Recent years, many AI laboratories are working on studying deep reinforcement learning (DRL) which is expected to be a core technology in the future. I am also engaging in DRL research. Here I will write my survey about the Human-level control throught deep reinforcement learning paper. It proposes a novel artificial agent, termed a deep Q-network, that can learn successful policies directly from high-dimensional sensory inputs using end-to-end reinforcement learning. I will post the most interesting parts of it and also, I will discuss/explain some concepts.

Agents are confronted with a difficult task: they must derive efficient representations of the environment from high-dimensional sensory inputs, and use these to generalize past experience to new situations.

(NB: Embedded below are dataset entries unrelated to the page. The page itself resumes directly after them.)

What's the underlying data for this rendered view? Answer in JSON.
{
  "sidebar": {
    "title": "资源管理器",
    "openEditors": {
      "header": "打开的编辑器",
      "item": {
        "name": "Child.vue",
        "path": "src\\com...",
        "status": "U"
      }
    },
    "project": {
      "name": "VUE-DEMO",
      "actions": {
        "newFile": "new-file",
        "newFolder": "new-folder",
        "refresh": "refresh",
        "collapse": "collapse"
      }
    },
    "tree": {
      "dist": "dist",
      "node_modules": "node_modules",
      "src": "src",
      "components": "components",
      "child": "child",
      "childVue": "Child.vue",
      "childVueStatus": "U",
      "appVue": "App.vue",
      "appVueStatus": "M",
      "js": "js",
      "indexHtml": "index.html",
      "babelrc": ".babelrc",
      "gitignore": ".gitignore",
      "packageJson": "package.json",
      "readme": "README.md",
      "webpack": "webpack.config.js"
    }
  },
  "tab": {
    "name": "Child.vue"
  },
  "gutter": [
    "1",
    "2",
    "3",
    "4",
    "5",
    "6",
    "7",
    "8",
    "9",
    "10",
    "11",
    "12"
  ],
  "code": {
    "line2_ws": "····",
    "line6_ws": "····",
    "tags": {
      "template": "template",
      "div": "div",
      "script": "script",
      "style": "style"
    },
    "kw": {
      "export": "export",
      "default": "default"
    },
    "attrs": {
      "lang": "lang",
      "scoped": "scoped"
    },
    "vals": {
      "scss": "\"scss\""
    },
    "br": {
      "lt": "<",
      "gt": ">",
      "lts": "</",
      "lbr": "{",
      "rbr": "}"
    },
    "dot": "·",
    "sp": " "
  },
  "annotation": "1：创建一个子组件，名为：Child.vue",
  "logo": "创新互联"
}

Former evidenced by a wealth of neural data revealing notable parallels between the phasic signals emitted by dopaminergic neurons and temporal difference reinforcement learning. Thorndike, E. L. Animal Intelligence: Experimental studies (Macmillan, 1911)

A deep Q-network (DQN), is able to combine reinforcement learning with a class of artificial neural network known as deep neural networks, in which several layers of nodes are used to build up progressively more abstract representations of the data, have made it possible for artificial neural networks to learn concepts such as object categories directly from raw sensory data.

We consider tasks in which the agent interacts with an environment through a sequence of observations, actions and rewards. The goal of the agent is to select actions in a fashion that maximizes cumulative future reward. More formally, we use a deep convolutional neural network to approximate the optimal action-value function.

Reinforcement learning is known to be unstable or even to diverge when a nonlinear function approximator such as a neural network is used to represent the action-value.

They address these instabilities with a novel variant of Q-learning, which uses two key ideas.

1. First, we used a biologically inspired mechanism termed experience that randomizes over the data, thereby removing correlations in the observation sequence and smoothing over changes in the data distribution
2. Second, we used an iterative update that adjusts the action-values towards target values that are only periodically updated, thereby reducing correlations with the target.

While other stable methods exist for training neural networks in the reinforcement learning setting, such as neural fitted Q-iteration, they are too inefficient to be used successfully with large neural networks.

The method was able to train large neural networks using a reinforcement learning signal and stochastic gradient descent in a stable manner, illustrated by the temporal evolution of two indices of learning (the agent’s average score-per-episode and average predicted Q-values)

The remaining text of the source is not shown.